A solution of 2-(2,4-differenl)1,3-bis(1H-1,2,4-triazole - 1-yl)-2-ol (also known as fluconazole, 10.0 g, a 32.6 mmol), 1H-tetrazole (6.85 g, 97.8 mmol), dibenzyldithiocarbamate) (phosphoramidite) (22,55 g, to 65.2 mmol) in methylene chloride (100 ml) was stirred at room temperature under nitrogen atmosphere for 2 hours. The mixture is then cooled to 0oC and add a solution of 3-chloroperoxybenzoic acid (13.5 g, 50-55% wt/wt, 39,1 mmol) in methylene chloride (50 ml), maintaining the temperature at 0oC. the Obtained mixture is allowed to warm to room temperature for 1 hour, then washed with aqueous sodium metabisulfite and sodium bicarbonate. After drying (MgSO4) the solvent is removed and replaced by isobutyl ketone (37 ml) and tert-butylmethylamine ether (74 ml). After pelleting at -10oC for 1 hour the product is filtered, washed with chilled on ice matila specified in the subtitle compound (of 16.05 g, 87%), so pl. 93oC.

Found: 57,12; H 4,46; N 14,85.

Calculated for C27H25F2N6O4P: 57,24; H 4,46; N 14,84% m/z 567(MH+)

1H NMR (300 MHz, CDCl3) = 4,90 (d, 2H), 4.95 points (d, 2H), of 5.05 (d, 2H), 5,19 (d, 2H), 6,58-of 6.73 (m, 2H), 6,88-to 6.95 (m, 1H), 7,20-7,30 (m, 4H), 7,32-7,38 (m, 6H), 7,80 (s, 2H), at 8.36 (s, 2H).

The way In (see diagram 2 at the end of the description).

To stir the ethyl acetate (1530 ml) is added 2-(2,4-differenl)-1,3-bis(1H-1,2,4 - triazole-1-yl)-2-ol (also known as fluconazole, 306,0 g, 1.00 mmol) and pyridine (237,3 g, 3.00 mol) before cooling to 0oC. To the reaction mixture is added dropwise phosphorus trichloride (137,4 g, 1.00 mol), keeping the temperature between 0 and 5oC, then allow the reaction mixture to warm to 15oC for 30 minutes. Then add benzyl alcohol (216 g, 2.00 mol) over 30 minutes at 15 - 20oC. after 30 minutes add the hydrogen peroxide (27,5% wt/wt in water, 373 g), keeping the temperature at 15-20oC. After 30 minutes to separate the aqueous phase and the organic phase is washed with aqueous sodium metabisulfite, diluted hydrochloric acid and water. The solvent is removed under reduced pressure and replaced by isobutyl ketone (850 ml) and tert - butylmethylamine ether (1132 ml). After pelleting at 20ooC in vacuum for 18 hours, getting mentioned in the subtitle compound (358 g, 63%). The melting point and spectroscopic data identical to the data set in method A.

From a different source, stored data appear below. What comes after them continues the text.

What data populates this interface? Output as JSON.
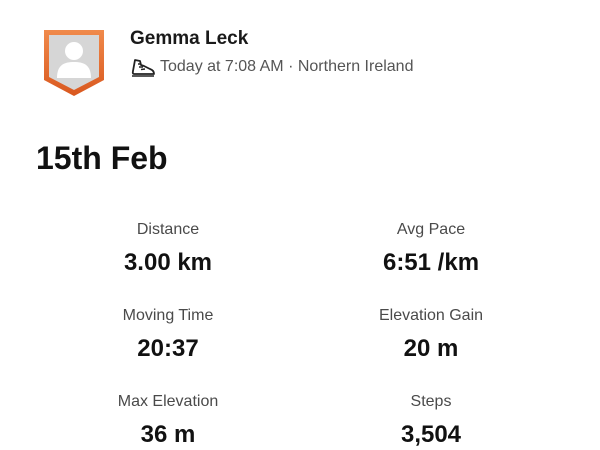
{
  "athlete": {
    "name": "Gemma Leck",
    "meta": "Today at 7:08 AM · Northern Ireland",
    "avatar_icon": "user-silhouette-icon",
    "activity_icon": "running-shoe-icon",
    "badge_color": "#e8743b"
  },
  "activity": {
    "date": "15th Feb"
  },
  "stats": [
    {
      "label": "Distance",
      "value": "3.00 km"
    },
    {
      "label": "Avg Pace",
      "value": "6:51 /km"
    },
    {
      "label": "Moving Time",
      "value": "20:37"
    },
    {
      "label": "Elevation Gain",
      "value": "20 m"
    },
    {
      "label": "Max Elevation",
      "value": "36 m"
    },
    {
      "label": "Steps",
      "value": "3,504"
    }
  ]
}
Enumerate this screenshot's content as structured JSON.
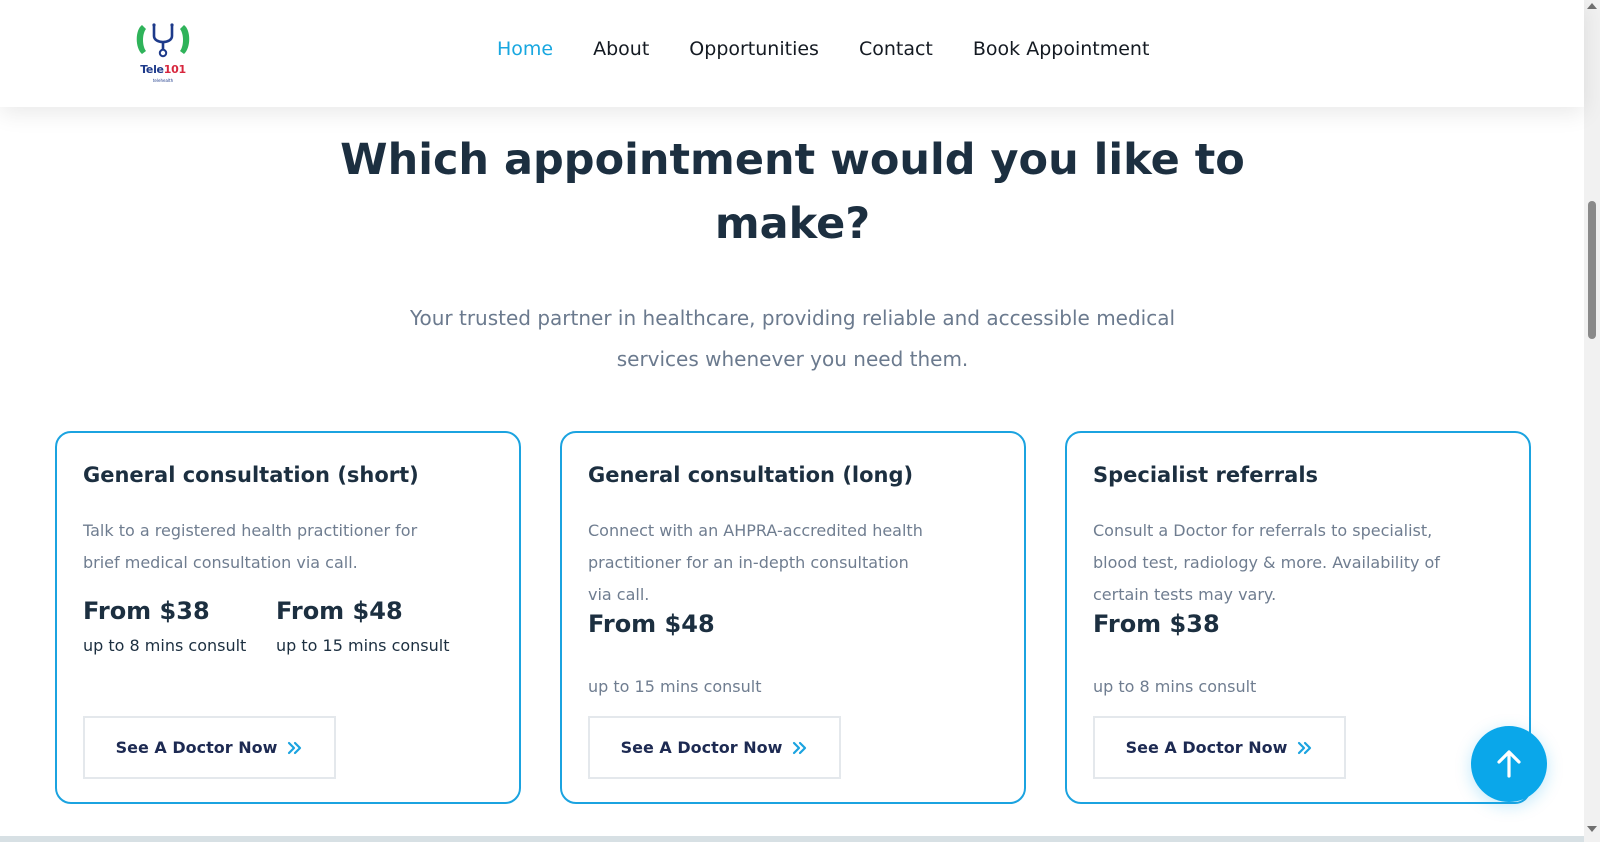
{
  "brand": {
    "logo_text_a": "Tele",
    "logo_text_b": "101",
    "logo_sub": "telehealth"
  },
  "nav": {
    "items": [
      {
        "label": "Home",
        "active": true
      },
      {
        "label": "About"
      },
      {
        "label": "Opportunities"
      },
      {
        "label": "Contact"
      },
      {
        "label": "Book Appointment"
      }
    ]
  },
  "hero": {
    "title_line1": "Which appointment would you like to",
    "title_line2": "make?",
    "subtitle_line1": "Your trusted partner in healthcare, providing reliable and accessible medical",
    "subtitle_line2": "services whenever you need them."
  },
  "cards": [
    {
      "title": "General consultation (short)",
      "desc_lines": [
        "Talk to a registered health practitioner for",
        "brief medical consultation via call."
      ],
      "prices": [
        {
          "price": "From $38",
          "duration": "up to 8 mins consult"
        },
        {
          "price": "From $48",
          "duration": "up to 15 mins consult"
        }
      ],
      "button": "See A Doctor Now"
    },
    {
      "title": "General consultation (long)",
      "desc_lines": [
        "Connect with an AHPRA-accredited health",
        "practitioner for an in-depth consultation",
        "via call."
      ],
      "prices": [
        {
          "price": "From $48",
          "duration": "up to 15 mins consult"
        }
      ],
      "button": "See A Doctor Now"
    },
    {
      "title": "Specialist referrals",
      "desc_lines": [
        "Consult a Doctor for referrals to specialist,",
        "blood test, radiology & more. Availability of",
        "certain tests may vary."
      ],
      "prices": [
        {
          "price": "From $38",
          "duration": "up to 8 mins consult"
        }
      ],
      "button": "See A Doctor Now"
    }
  ],
  "colors": {
    "accent": "#18a7e0",
    "card_border": "#1ba3e0",
    "heading": "#1c2f40",
    "muted": "#6f7d90",
    "button_text": "#1d2a52",
    "logo_green": "#2fb35a",
    "logo_blue": "#1d3a8a",
    "logo_red": "#d7263d"
  },
  "icons": {
    "chevron": "double-chevron-right-icon",
    "scroll_top": "arrow-up-icon",
    "logo": "stethoscope-phone-icon"
  }
}
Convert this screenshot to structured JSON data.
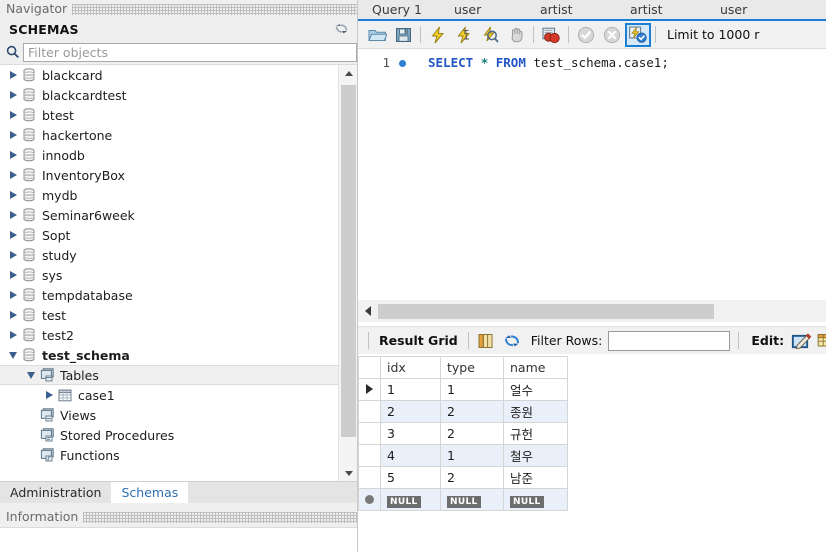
{
  "sidebar": {
    "navigator_caption": "Navigator",
    "schemas_title": "SCHEMAS",
    "refresh_icon": "refresh-icon",
    "search_icon": "search-icon",
    "filter_placeholder": "Filter objects",
    "filter_value": "",
    "tree": [
      {
        "label": "blackcard",
        "icon": "database-icon",
        "state": "collapsed",
        "depth": 0,
        "bold": false,
        "selected": false
      },
      {
        "label": "blackcardtest",
        "icon": "database-icon",
        "state": "collapsed",
        "depth": 0,
        "bold": false,
        "selected": false
      },
      {
        "label": "btest",
        "icon": "database-icon",
        "state": "collapsed",
        "depth": 0,
        "bold": false,
        "selected": false
      },
      {
        "label": "hackertone",
        "icon": "database-icon",
        "state": "collapsed",
        "depth": 0,
        "bold": false,
        "selected": false
      },
      {
        "label": "innodb",
        "icon": "database-icon",
        "state": "collapsed",
        "depth": 0,
        "bold": false,
        "selected": false
      },
      {
        "label": "InventoryBox",
        "icon": "database-icon",
        "state": "collapsed",
        "depth": 0,
        "bold": false,
        "selected": false
      },
      {
        "label": "mydb",
        "icon": "database-icon",
        "state": "collapsed",
        "depth": 0,
        "bold": false,
        "selected": false
      },
      {
        "label": "Seminar6week",
        "icon": "database-icon",
        "state": "collapsed",
        "depth": 0,
        "bold": false,
        "selected": false
      },
      {
        "label": "Sopt",
        "icon": "database-icon",
        "state": "collapsed",
        "depth": 0,
        "bold": false,
        "selected": false
      },
      {
        "label": "study",
        "icon": "database-icon",
        "state": "collapsed",
        "depth": 0,
        "bold": false,
        "selected": false
      },
      {
        "label": "sys",
        "icon": "database-icon",
        "state": "collapsed",
        "depth": 0,
        "bold": false,
        "selected": false
      },
      {
        "label": "tempdatabase",
        "icon": "database-icon",
        "state": "collapsed",
        "depth": 0,
        "bold": false,
        "selected": false
      },
      {
        "label": "test",
        "icon": "database-icon",
        "state": "collapsed",
        "depth": 0,
        "bold": false,
        "selected": false
      },
      {
        "label": "test2",
        "icon": "database-icon",
        "state": "collapsed",
        "depth": 0,
        "bold": false,
        "selected": false
      },
      {
        "label": "test_schema",
        "icon": "database-icon",
        "state": "expanded",
        "depth": 0,
        "bold": true,
        "selected": false
      },
      {
        "label": "Tables",
        "icon": "folder-tables-icon",
        "state": "expanded",
        "depth": 1,
        "bold": false,
        "selected": true
      },
      {
        "label": "case1",
        "icon": "table-icon",
        "state": "collapsed",
        "depth": 2,
        "bold": false,
        "selected": false
      },
      {
        "label": "Views",
        "icon": "folder-views-icon",
        "state": "none",
        "depth": 1,
        "bold": false,
        "selected": false
      },
      {
        "label": "Stored Procedures",
        "icon": "folder-procedures-icon",
        "state": "none",
        "depth": 1,
        "bold": false,
        "selected": false
      },
      {
        "label": "Functions",
        "icon": "folder-functions-icon",
        "state": "none",
        "depth": 1,
        "bold": false,
        "selected": false
      }
    ],
    "tabs": [
      {
        "label": "Administration",
        "active": false
      },
      {
        "label": "Schemas",
        "active": true
      }
    ],
    "information_caption": "Information"
  },
  "editor": {
    "tabs": [
      {
        "label": "Query 1",
        "active": true
      },
      {
        "label": "user",
        "active": false
      },
      {
        "label": "artist",
        "active": false
      },
      {
        "label": "artist",
        "active": false
      },
      {
        "label": "user",
        "active": false
      }
    ],
    "toolbar": [
      {
        "name": "open-sql-script-icon",
        "selected": false
      },
      {
        "name": "save-sql-script-icon",
        "selected": false
      },
      {
        "name": "execute-statement-icon",
        "selected": false
      },
      {
        "name": "execute-current-statement-icon",
        "selected": false
      },
      {
        "name": "explain-query-icon",
        "selected": false
      },
      {
        "name": "stop-execution-icon",
        "selected": false
      },
      {
        "name": "toggle-stop-on-error-icon",
        "selected": false
      },
      {
        "name": "commit-icon",
        "selected": false
      },
      {
        "name": "rollback-icon",
        "selected": false
      },
      {
        "name": "toggle-autocommit-icon",
        "selected": true
      }
    ],
    "limit_label": "Limit to 1000 r",
    "line_number": "1",
    "sql": {
      "kw1": "SELECT",
      "star": "*",
      "kw2": "FROM",
      "table": "test_schema.case1",
      "semicolon": ";"
    }
  },
  "results": {
    "result_grid_label": "Result Grid",
    "grid_view_icon": "grid-view-icon",
    "refresh-results-icon": "refresh-results-icon",
    "filter_rows_label": "Filter Rows:",
    "filter_rows_value": "",
    "filter_rows_placeholder": "",
    "edit_label": "Edit:",
    "edit_icons": [
      {
        "name": "edit-row-icon"
      },
      {
        "name": "insert-row-icon"
      }
    ],
    "columns": [
      "idx",
      "type",
      "name"
    ],
    "rows": [
      {
        "cells": [
          "1",
          "1",
          "얼수"
        ],
        "current": true
      },
      {
        "cells": [
          "2",
          "2",
          "종원"
        ],
        "current": false
      },
      {
        "cells": [
          "3",
          "2",
          "규헌"
        ],
        "current": false
      },
      {
        "cells": [
          "4",
          "1",
          "철우"
        ],
        "current": false
      },
      {
        "cells": [
          "5",
          "2",
          "남준"
        ],
        "current": false
      }
    ],
    "new_row": {
      "cells": [
        "NULL",
        "NULL",
        "NULL"
      ]
    }
  },
  "colors": {
    "accent": "#1c7fd6",
    "keyword": "#2255c6",
    "operator": "#1e7f7f",
    "alt_row": "#eaf0f9",
    "toolbar_bg": "#f1f1f1",
    "sidebar_bg": "#efefef"
  }
}
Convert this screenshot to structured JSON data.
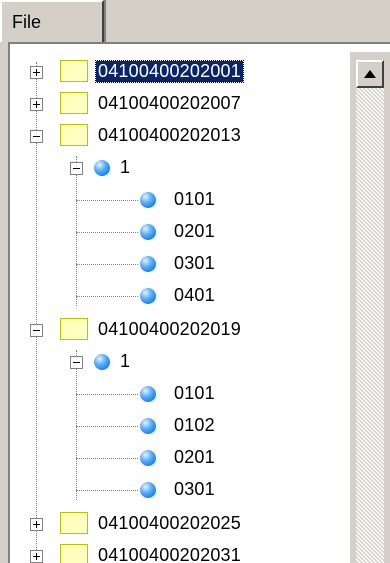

(b) 2-(2,4-Differenl)-1,3-bis(1H-1,2,4 - triazole-1-yl) -2-propertyidlist (see diagram 3 in the end of the description).

Pasta connection stage (a) (9.80 g, 17.3 mmol), catalyst (5% palladium-on-coal (50% humidity, 1.0 g) and sodium hydroxide (1,38 g, 34.6 mmol) in water (26 ml) hydronaut at room temperature and a pressure of 414 kPa (60 psi = 4,219 kg/cm2) for 20 hours. The solution is filtered through a gasket from celite (trade mark) and washed with water (5 ml). Separate the toluene and cooled water phase to 0oC, then add sulfuric acid (1.70 g, 17.3 mmol). The resulting paste granularit at 0oC for 1 hour and then filtered off, washed with water (2x5 ml) and dried in vacuum at 50oC, receiving specified in the header connection (5,80 g, 87%), so pl. 223-224oC.

Found: 40,28; H 3,39; N 21,63.

Calculated for C13H13F2N6O4P: 40,43; H 3,39; N 21,76%.

1H NMR (300 MHz, DMSO) = 5,07 (d, 2H), 6,77-6,83 (m, 1H), 7,00-to 7.18 (m, 2H), of 7.75 (s, 2H), 8,53 (s, 2H).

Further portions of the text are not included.